If my web server (latest Apache) has a valid (not expired or revoked) Verisign certificate chain (root -> intermediate -> leaf/my server), then does the server send the entire(?) chain to the client? Does the web client (e.g., latest Chrome) need to look up each of those same certificates online, especially if the client already trusts the root CA?

What happens if the client can't contact Verisign? (e.g., LAMP setup on a laptop without WiFi).

2 Answers 2


If you read RFC 5246 Chapter 7.4.2 you'll find that:

This is a sequence (chain) of certificates. The sender's certificate MUST come first in the list. Each following certificate MUST directly certify the one preceding it. Because certificate validation requires that root keys be distributed independently, the self-signed certificate that specifies the root certificate authority MAY be omitted from the chain, under the assumption that the remote end must already possess it in order to validate it in any case.

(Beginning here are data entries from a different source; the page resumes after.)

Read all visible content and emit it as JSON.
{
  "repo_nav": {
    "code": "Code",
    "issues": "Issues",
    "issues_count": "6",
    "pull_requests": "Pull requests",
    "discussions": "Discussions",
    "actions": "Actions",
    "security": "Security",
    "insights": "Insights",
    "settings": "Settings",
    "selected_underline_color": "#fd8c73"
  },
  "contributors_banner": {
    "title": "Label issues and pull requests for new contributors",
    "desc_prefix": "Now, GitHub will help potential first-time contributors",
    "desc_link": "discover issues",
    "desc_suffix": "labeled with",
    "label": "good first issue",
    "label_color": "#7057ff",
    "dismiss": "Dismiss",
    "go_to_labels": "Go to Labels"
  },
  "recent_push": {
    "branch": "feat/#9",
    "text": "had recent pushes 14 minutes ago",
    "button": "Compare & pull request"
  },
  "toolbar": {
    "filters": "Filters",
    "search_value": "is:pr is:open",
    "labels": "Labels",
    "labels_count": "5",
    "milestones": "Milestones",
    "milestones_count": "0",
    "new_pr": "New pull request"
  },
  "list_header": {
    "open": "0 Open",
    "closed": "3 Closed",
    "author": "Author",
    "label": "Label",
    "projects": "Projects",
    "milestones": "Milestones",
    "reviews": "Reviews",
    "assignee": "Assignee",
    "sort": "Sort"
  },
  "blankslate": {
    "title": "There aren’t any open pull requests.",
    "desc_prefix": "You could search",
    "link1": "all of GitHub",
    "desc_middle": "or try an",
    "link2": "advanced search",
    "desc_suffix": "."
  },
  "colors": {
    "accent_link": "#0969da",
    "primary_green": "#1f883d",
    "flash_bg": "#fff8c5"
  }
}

explains it quite well. Whether the server actually does that depends on the way the system admin has configured it. Many badly configured servers 'get away' without doing the above due to the fact that many clients can fetch their CA certificates using the URL provided in the AIA extension.

Many clients also cache the certificates that they receive/download so as to reduce the burden of fetching every time they chain build. Chrome on Windows uses Microsoft's CAPI to manage its certificates (the same as IE) which does cache certificates. Chrome on Linux/OSX uses Mozilla's NSS to manage its certificates which also cache certificates. So chances are that if you've used your website online, all superior CA certificates will be cached on your system and going 'offline' will work (for a while anyway).

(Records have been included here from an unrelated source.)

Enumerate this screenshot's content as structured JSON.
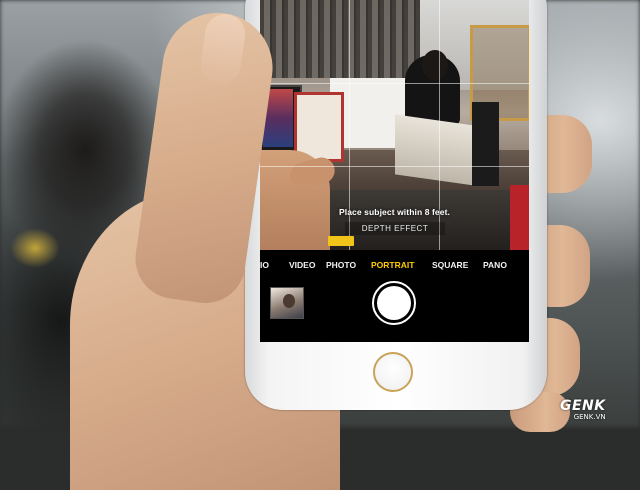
{
  "camera": {
    "hint_text": "Place subject within 8 feet.",
    "depth_effect_label": "DEPTH EFFECT",
    "modes": [
      {
        "label": "IO",
        "active": false
      },
      {
        "label": "VIDEO",
        "active": false
      },
      {
        "label": "PHOTO",
        "active": false
      },
      {
        "label": "PORTRAIT",
        "active": true
      },
      {
        "label": "SQUARE",
        "active": false
      },
      {
        "label": "PANO",
        "active": false
      }
    ],
    "active_mode_color": "#ffcc00",
    "depth_indicator_color": "#f0c419",
    "icons": {
      "shutter": "shutter-button",
      "last_photo": "photo-thumbnail",
      "home": "home-button"
    }
  },
  "device": {
    "body_color": "#f4f4f4",
    "home_ring_color": "#c9a35a"
  },
  "watermark": {
    "logo": "GENK",
    "site": "GENK.VN"
  }
}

However, some CAs use OCSP for revocation checking. If you're offline, then the OCSP client cannot contact the OCSP responder for revocation information. What happens in that scenario depends on the configuration of your client software. By default, most browsers 'soft fail' - that is, they ignore the fact that an OCSP responder can't be contacted and assume everything is OK. Some can be configured to 'hard fail' where they will fail revocation checks if the OCSP responder cannot be contacted.

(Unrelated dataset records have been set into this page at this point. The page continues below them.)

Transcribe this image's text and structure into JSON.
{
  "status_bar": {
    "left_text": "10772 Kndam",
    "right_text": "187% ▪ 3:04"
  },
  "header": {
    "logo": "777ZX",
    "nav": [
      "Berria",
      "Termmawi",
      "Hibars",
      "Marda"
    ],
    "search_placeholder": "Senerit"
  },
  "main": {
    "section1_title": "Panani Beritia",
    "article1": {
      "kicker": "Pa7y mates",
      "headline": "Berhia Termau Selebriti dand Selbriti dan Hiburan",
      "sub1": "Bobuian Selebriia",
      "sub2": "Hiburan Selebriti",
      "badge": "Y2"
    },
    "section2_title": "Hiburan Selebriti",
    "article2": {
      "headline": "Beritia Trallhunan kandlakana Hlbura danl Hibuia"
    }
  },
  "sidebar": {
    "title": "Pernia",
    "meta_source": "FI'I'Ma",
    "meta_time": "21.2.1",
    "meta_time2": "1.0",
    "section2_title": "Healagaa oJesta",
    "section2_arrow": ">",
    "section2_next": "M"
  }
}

What your server sends depends on how you configure it, of course.

It will send the contents of the SSLCertificateChainfile file if configured and the contents of your SSLCertificateFile.

Those should not need the CA-root certificate but should probably include the intermediate certificate to allow a client to establish the trust chain.

Off hand I don't know what happens in an offline scenario, but when you're offline you can't use my production services anyway so that's not an issue I have bothered to investigate. Please test that yourself.